Big fossil found in Ike-ravaged home's front yard

A homeowner whose beachfront property in Texas was destroyed during Hurricane Ike has found a football-size fossil tooth in the debris.

This photo released by Lamar University shows Jim Westgate, a trained paleontologist and a research associate with the Vertebrate Paleontology Laboratory at the University of Texas Memorial Museum, posing in Beaumont,Texas, Wednesday, Oct. 1, 2008, with a fossil tooth of a mammoth that he found in Caplen, Texas, in the debris from Hurricane Ike. Westgate believes the fossil discovered in the Ike-damaged debris is from a Columbian mammoth. (AP Photo/Lamar University, Brian Sattler) ** NO SALES **

CAPLEN, Texas (AP) -- A homeowner whose beachfront property in Texas was destroyed during Hurricane Ike has found a football-size fossil tooth in the debris.

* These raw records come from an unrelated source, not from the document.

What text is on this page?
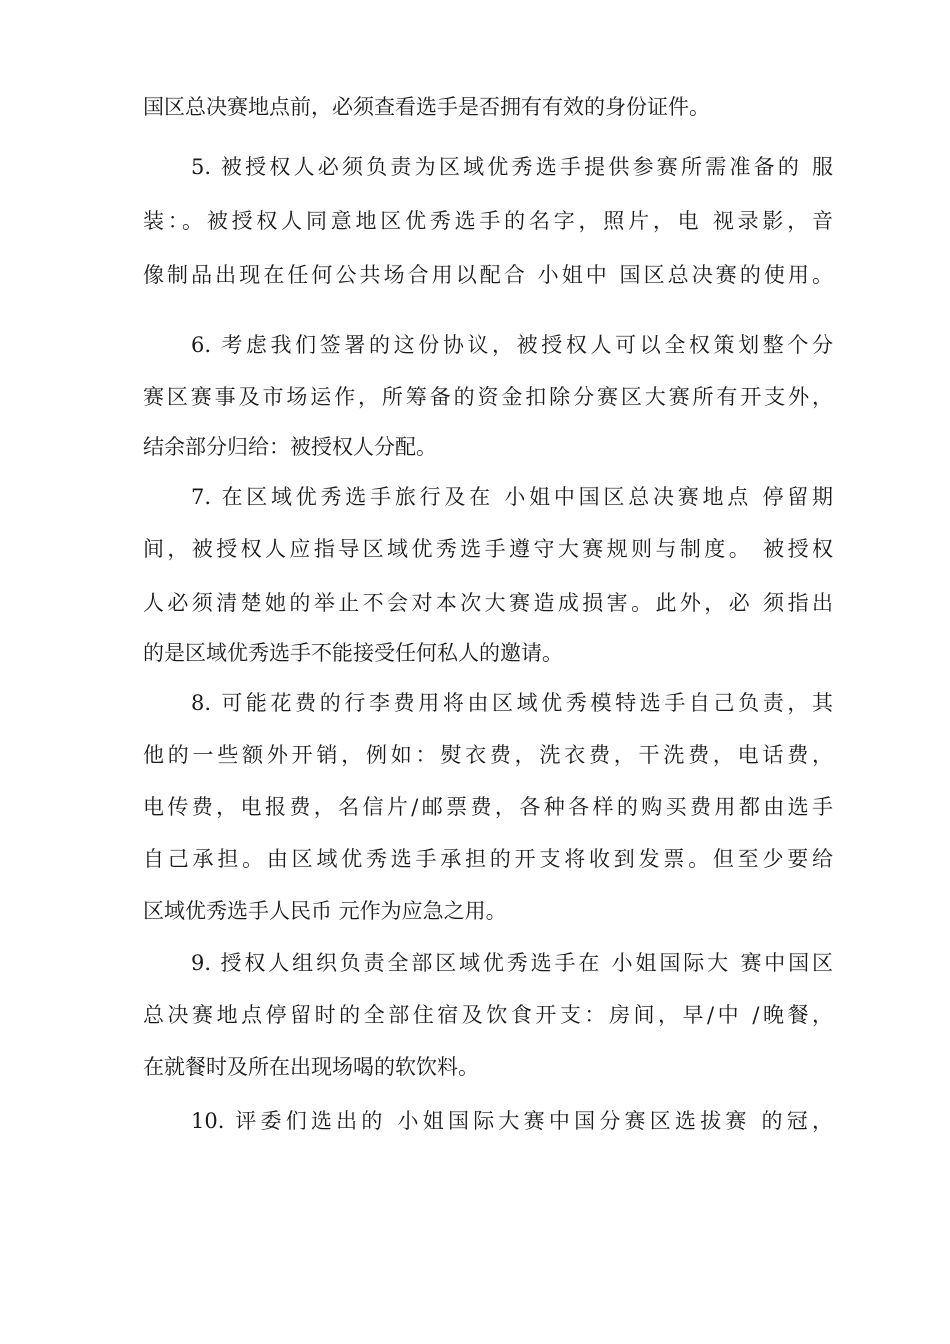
国区总决赛地点前，必须查看选手是否拥有有效的身份证件。
5. 被授权人必须负责为区域优秀选手提供参赛所需准备的 服
装：。被授权人同意地区优秀选手的名字，照片，电 视录影，音
像制品出现在任何公共场合用以配合 小姐中 国区总决赛的使用。
6. 考虑我们签署的这份协议，被授权人可以全权策划整个分
赛区赛事及市场运作，所筹备的资金扣除分赛区大赛所有开支外，
结余部分归给：被授权人分配。
7. 在区域优秀选手旅行及在 小姐中国区总决赛地点 停留期
间，被授权人应指导区域优秀选手遵守大赛规则与制度。 被授权
人必须清楚她的举止不会对本次大赛造成损害。此外，必 须指出
的是区域优秀选手不能接受任何私人的邀请。
8. 可能花费的行李费用将由区域优秀模特选手自己负责，其
他的一些额外开销，例如：熨衣费，洗衣费，干洗费，电话费，
电传费，电报费，名信片/邮票费，各种各样的购买费用都由选手
自己承担。由区域优秀选手承担的开支将收到发票。但至少要给
区域优秀选手人民币 元作为应急之用。
9. 授权人组织负责全部区域优秀选手在 小姐国际大 赛中国区
总决赛地点停留时的全部住宿及饮食开支：房间，早/中 /晚餐，
在就餐时及所在出现场喝的软饮料。
10. 评委们选出的 小姐国际大赛中国分赛区选拔赛 的冠，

Dorothy Sisk asked her colleague, Lamar University paleontologist Jim Westgate, to accompany her to her Bolivar Peninsula home after Ike hit. Together they found something unusual in the remains of Sisk's front yard: a six-pound fossil tooth.

Westgate believes the fossil is from a Columbian mammoth common in North America until around 10,000 years ago.

The tooth, which looks like a series of boot soles or slices of bread wedged together, is expected to be sent to the Texas Memorial Museum in Austin.

More than 1 million people fled the Texas coast because of Hurricane Ike.